Lesen Sie nachfolgend Auszüge aus seiner Rede.


Sehr geehrter Herr Bürgermeister!
Liebe Ehrengäste!
Sehr verehrte Zuhörerinnen und Zuhörer!

[…] Der Erste Weltkrieg wurde zwischen 1914 bis 1918 geführt. Er begann mit der Kriegserklärung Österreich-Ungarns an Serbien, wenig später beteiligten sich 40 Staaten am bis dahin umfassendsten Krieg der Geschichte. Etwa 17 Millionen Menschen verloren ihr Leben.

Mit der Ausrufung der Republik Deutschösterreich am 12. November 1918 war die Auseinandersetzung noch nicht zu Ende.
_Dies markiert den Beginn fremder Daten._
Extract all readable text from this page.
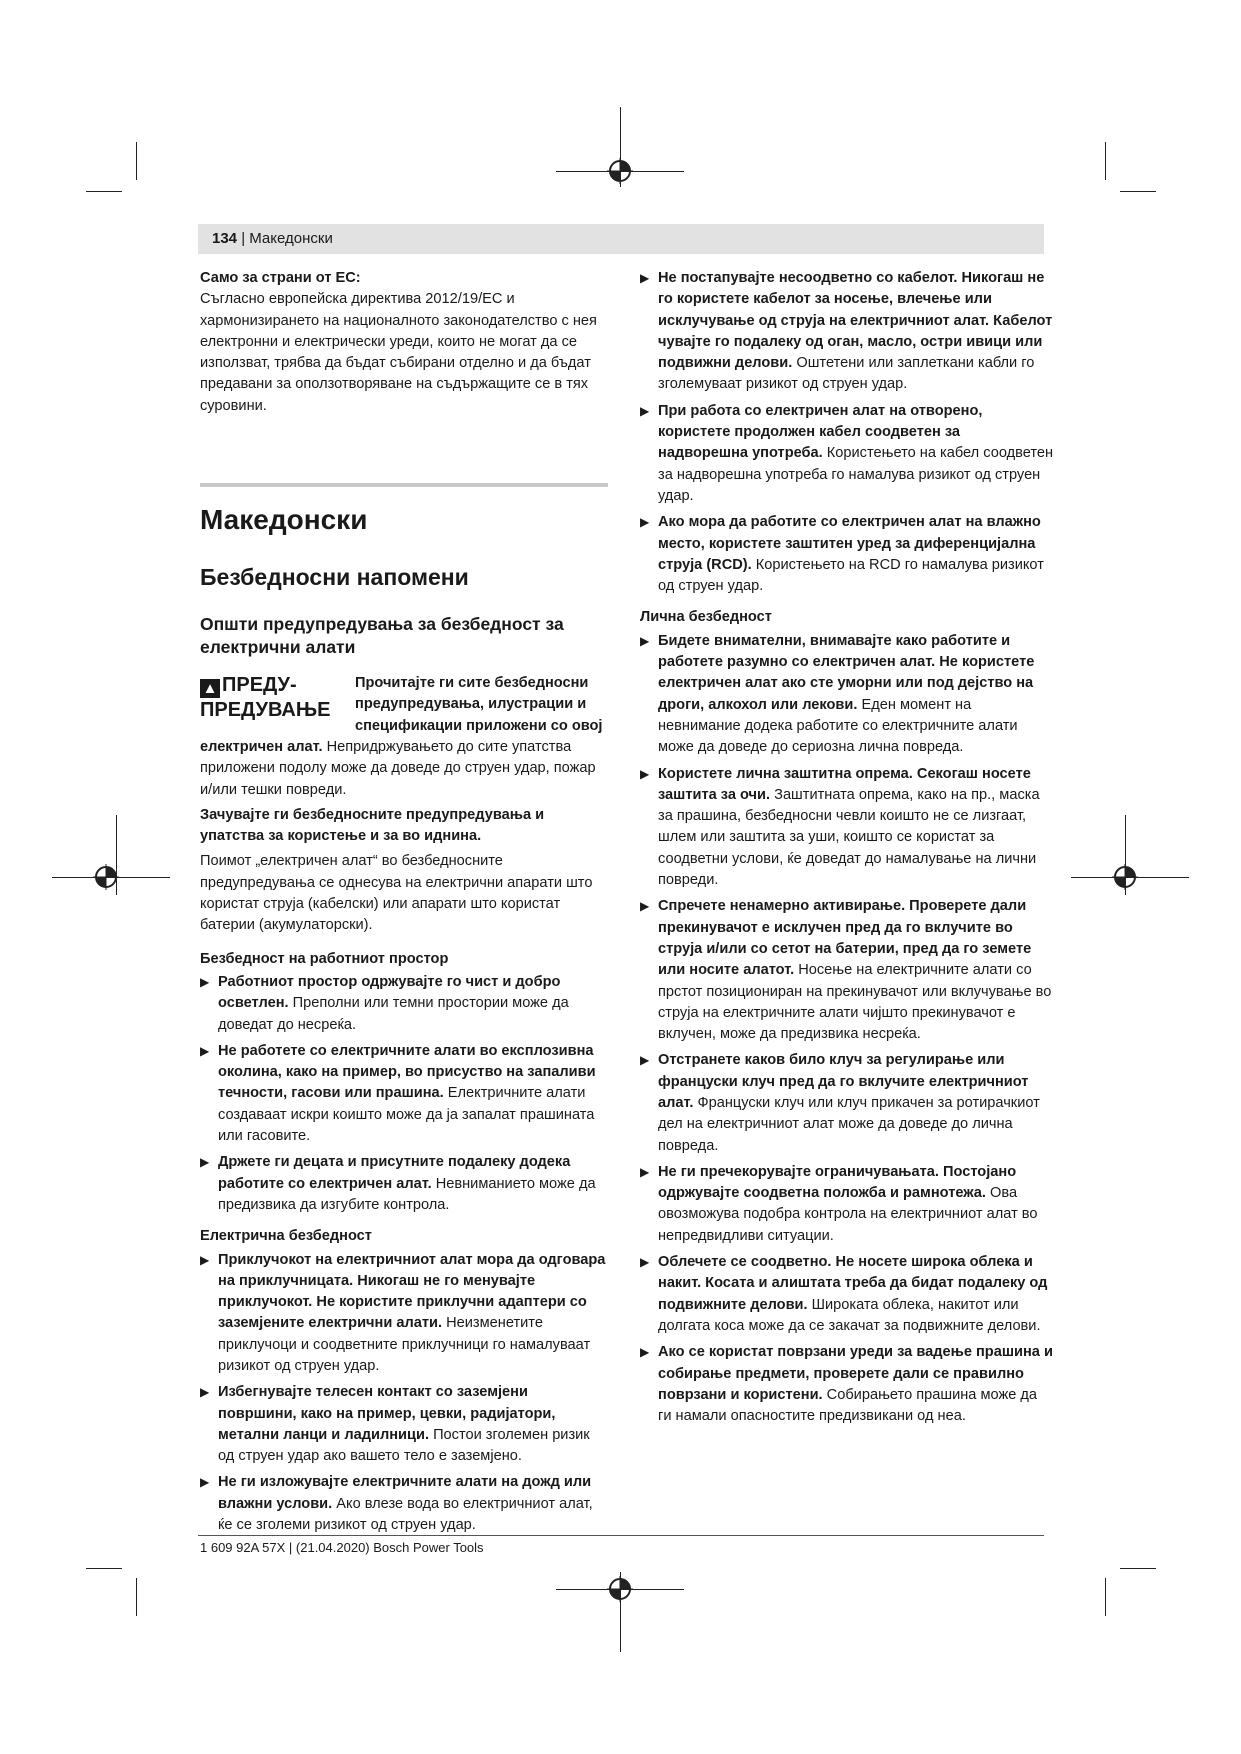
134 | Македонски

Само за страни от ЕС:

Съгласно европейска директива 2012/19/ЕС и хармонизирането на националното законодателство с нея електронни и електрически уреди, които не могат да се използват, трябва да бъдат събирани отделно и да бъдат предавани за оползотворяване на съдържащите се в тях суровини.

Македонски
Безбедносни напомени
Општи предупредувања за безбедност за електрични алати
▲ ПРЕДУ-ПРЕДУВАЊЕ

Прочитајте ги сите безбедносни предупредувања, илустрации и спецификации приложени со овој електричен алат. Непридржувањето до сите упатства приложени подолу може да доведе до струен удар, пожар и/или тешки повреди.

Зачувајте ги безбедносните предупредувања и упатства за користење и за во иднина.

Поимот „електричен алат“ во безбедносните предупредувања се однесува на електрични апарати што користат струја (кабелски) или апарати што користат батерии (акумулаторски).

Безбедност на работниот простор

▶ Работниот простор одржувајте го чист и добро осветлен. Преполни или темни простории може да доведат до несреќа.
▶ Не работете со електричните алати во експлозивна околина, како на пример, во присуство на запаливи течности, гасови или прашина. Електричните алати создаваат искри коишто може да ја запалат прашината или гасовите.
▶ Држете ги децата и присутните подалеку додека работите со електричен алат. Невниманието може да предизвика да изгубите контрола.

Електрична безбедност

▶ Приклучокот на електричниот алат мора да одговара на приклучницата. Никогаш не го менувајте приклучокот. Не користите приклучни адаптери со заземјените електрични алати. Неизменетите приклучоци и соодветните приклучници го намалуваат ризикот од струен удар.
▶ Избегнувајте телесен контакт со заземјени површини, како на пример, цевки, радијатори, метални ланци и ладилници. Постои зголемен ризик од струен удар ако вашето тело е заземјено.
▶ Не ги изложувајте електричните алати на дожд или влажни услови. Ако влезе вода во електричниот алат, ќе се зголеми ризикот од струен удар.
▶ Не постапувајте несоодветно со кабелот. Никогаш не го користете кабелот за носење, влечење или исклучување од струја на електричниот алат. Кабелот чувајте го подалеку од оган, масло, остри ивици или подвижни делови. Оштетени или заплеткани кабли го зголемуваат ризикот од струен удар.
▶ При работа со електричен алат на отворено, користете продолжен кабел соодветен за надворешна употреба. Користењето на кабел соодветен за надворешна употреба го намалува ризикот од струен удар.
▶ Ако мора да работите со електричен алат на влажно место, користете заштитен уред за диференцијална струја (RCD). Користењето на RCD го намалува ризикот од струен удар.

Лична безбедност

▶ Бидете внимателни, внимавајте како работите и работете разумно со електричен алат. Не користете електричен алат ако сте уморни или под дејство на дроги, алкохол или лекови. Еден момент на невнимание додека работите со електричните алати може да доведе до сериозна лична повреда.
▶ Користете лична заштитна опрема. Секогаш носете заштита за очи. Заштитната опрема, како на пр., маска за прашина, безбедносни чевли коишто не се лизгаат, шлем или заштита за уши, коишто се користат за соодветни услови, ќе доведат до намалување на лични повреди.
▶ Спречете ненамерно активирање. Проверете дали прекинувачот е исклучен пред да го вклучите во струја и/или со сетот на батерии, пред да го земете или носите алатот. Носење на електричните алати со прстот позициониран на прекинувачот или вклучување во струја на електричните алати чијшто прекинувачот е вклучен, може да предизвика несреќа.
▶ Отстранете каков било клуч за регулирање или француски клуч пред да го вклучите електричниот алат. Француски клуч или клуч прикачен за ротирачкиот дел на електричниот алат може да доведе до лична повреда.
▶ Не ги пречекорувајте ограничувањата. Постојано одржувајте соодветна положба и рамнотежа. Ова овозможува подобра контрола на електричниот алат во непредвидливи ситуации.
▶ Облечете се соодветно. Не носете широка облека и накит. Косата и алиштата треба да бидат подалеку од подвижните делови. Широката облека, накитот или долгата коса може да се закачат за подвижните делови.
▶ Ако се користат поврзани уреди за вадење прашина и собирање предмети, проверете дали се правилно поврзани и користени. Собирањето прашина може да ги намали опасностите предизвикани од неа.
1 609 92A 57X | (21.04.2020) Bosch Power Tools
Schon eine Woche zuvor drangen Truppen des SHS-Staats in Südkärnten ein und besetzten kurzzeitig auch Völkermarkt. Die Volksabstimmung sollte fast zwei Jahre später den Verbleib Südkärntens bei Österreich bringen. Das gelang auch dank zahlreicher Stimmen der slowenischsprachigen Volksgruppe.
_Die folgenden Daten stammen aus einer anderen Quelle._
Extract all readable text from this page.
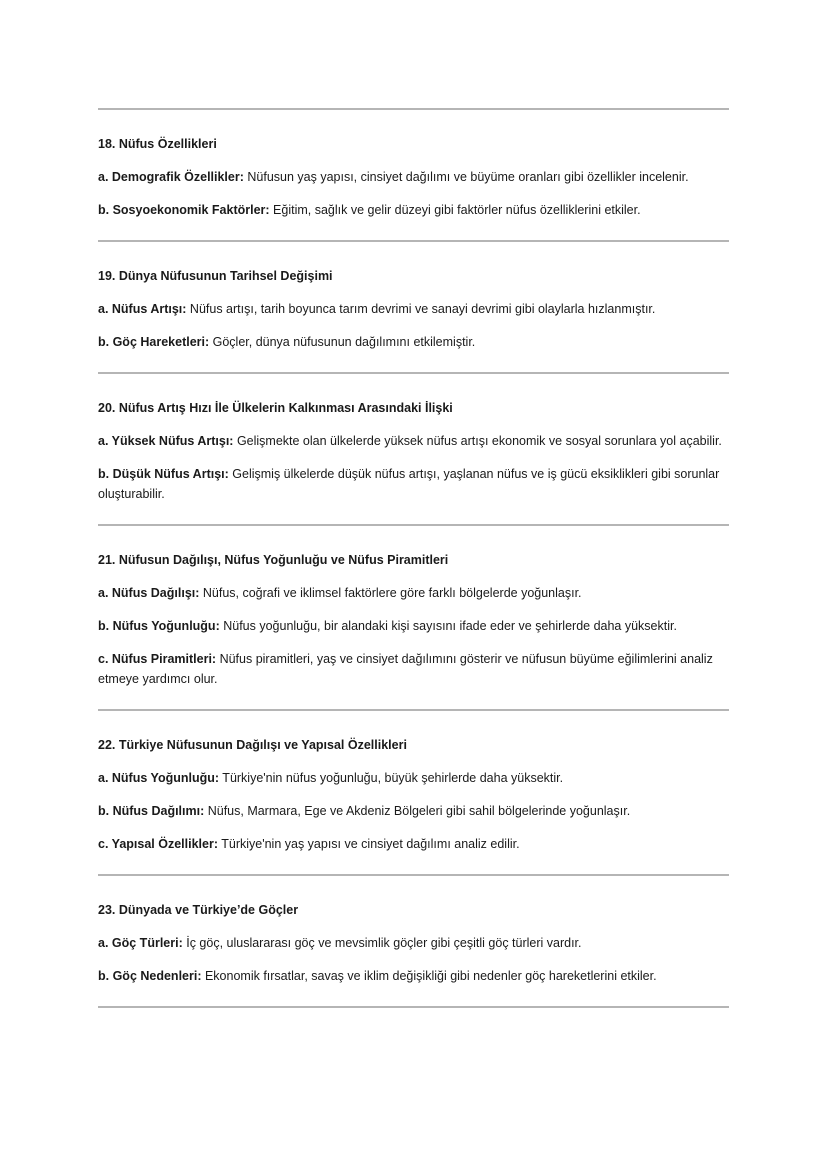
18. Nüfus Özellikleri
a. Demografik Özellikler: Nüfusun yaş yapısı, cinsiyet dağılımı ve büyüme oranları gibi özellikler incelenir.
b. Sosyoekonomik Faktörler: Eğitim, sağlık ve gelir düzeyi gibi faktörler nüfus özelliklerini etkiler.
19. Dünya Nüfusunun Tarihsel Değişimi
a. Nüfus Artışı: Nüfus artışı, tarih boyunca tarım devrimi ve sanayi devrimi gibi olaylarla hızlanmıştır.
b. Göç Hareketleri: Göçler, dünya nüfusunun dağılımını etkilemiştir.
20. Nüfus Artış Hızı İle Ülkelerin Kalkınması Arasındaki İlişki
a. Yüksek Nüfus Artışı: Gelişmekte olan ülkelerde yüksek nüfus artışı ekonomik ve sosyal sorunlara yol açabilir.
b. Düşük Nüfus Artışı: Gelişmiş ülkelerde düşük nüfus artışı, yaşlanan nüfus ve iş gücü eksiklikleri gibi sorunlar oluşturabilir.
21. Nüfusun Dağılışı, Nüfus Yoğunluğu ve Nüfus Piramitleri
a. Nüfus Dağılışı: Nüfus, coğrafi ve iklimsel faktörlere göre farklı bölgelerde yoğunlaşır.
b. Nüfus Yoğunluğu: Nüfus yoğunluğu, bir alandaki kişi sayısını ifade eder ve şehirlerde daha yüksektir.
c. Nüfus Piramitleri: Nüfus piramitleri, yaş ve cinsiyet dağılımını gösterir ve nüfusun büyüme eğilimlerini analiz etmeye yardımcı olur.
22. Türkiye Nüfusunun Dağılışı ve Yapısal Özellikleri
a. Nüfus Yoğunluğu: Türkiye'nin nüfus yoğunluğu, büyük şehirlerde daha yüksektir.
b. Nüfus Dağılımı: Nüfus, Marmara, Ege ve Akdeniz Bölgeleri gibi sahil bölgelerinde yoğunlaşır.
c. Yapısal Özellikler: Türkiye'nin yaş yapısı ve cinsiyet dağılımı analiz edilir.
23. Dünyada ve Türkiye’de Göçler
a. Göç Türleri: İç göç, uluslararası göç ve mevsimlik göçler gibi çeşitli göç türleri vardır.
b. Göç Nedenleri: Ekonomik fırsatlar, savaş ve iklim değişikliği gibi nedenler göç hareketlerini etkiler.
Die sogenannte „Deutsche Kärntner Landeszeitung“ mit dem Titel „Freie Stimme“ schrieb vier Tage nach der Abstimmung:

Freuen wir uns, daß der Zug der Karawanken auch in Hinkunft die ewige und unbezwingbare Grenze zwischen dem alten deutschen Kulturboden […] und dem Balkanreiche bilden wird, daß das tapfere Völkermarkt, [das] liebliche Rosen- und Jauntal, das schwer geprüfte Bleiburg und der einzig schöne Wörthersee wieder ganz uns gehören.

Im selben Bericht über den „Sieg der Kärntner Heimattreue“, so der Titel, heißt es aber auch: „Zurück Tschuschen! Zurück, Ihr Bedrücker, über den Loibl und Seeberg!“ – und das erinnert uns an Feindseligkeit, Gewalt und Terror, mitten in unserer Heimat. Das erinnert uns an die Ablehnung des anderen, des Nachbarn, aufgrund seiner Vorfahren, aufgrund althergebrachter Traditionen, aufgrund von Sprache. […]

Wenn ich also an diesem Tag der Volksabstimmung gedenke und hier sprechen darf, dann tue ich das in der Hoffnung, dass wir diese Zeit der Auseinandersetzung überwinden können, dass eine neue Generation, meine Generation, der kulturellen Vielfalt, der Mehrsprachigkeit im geeinten Europa und unserer Geschichte jenen Wert beimessen kann, den sie besitzen sollte.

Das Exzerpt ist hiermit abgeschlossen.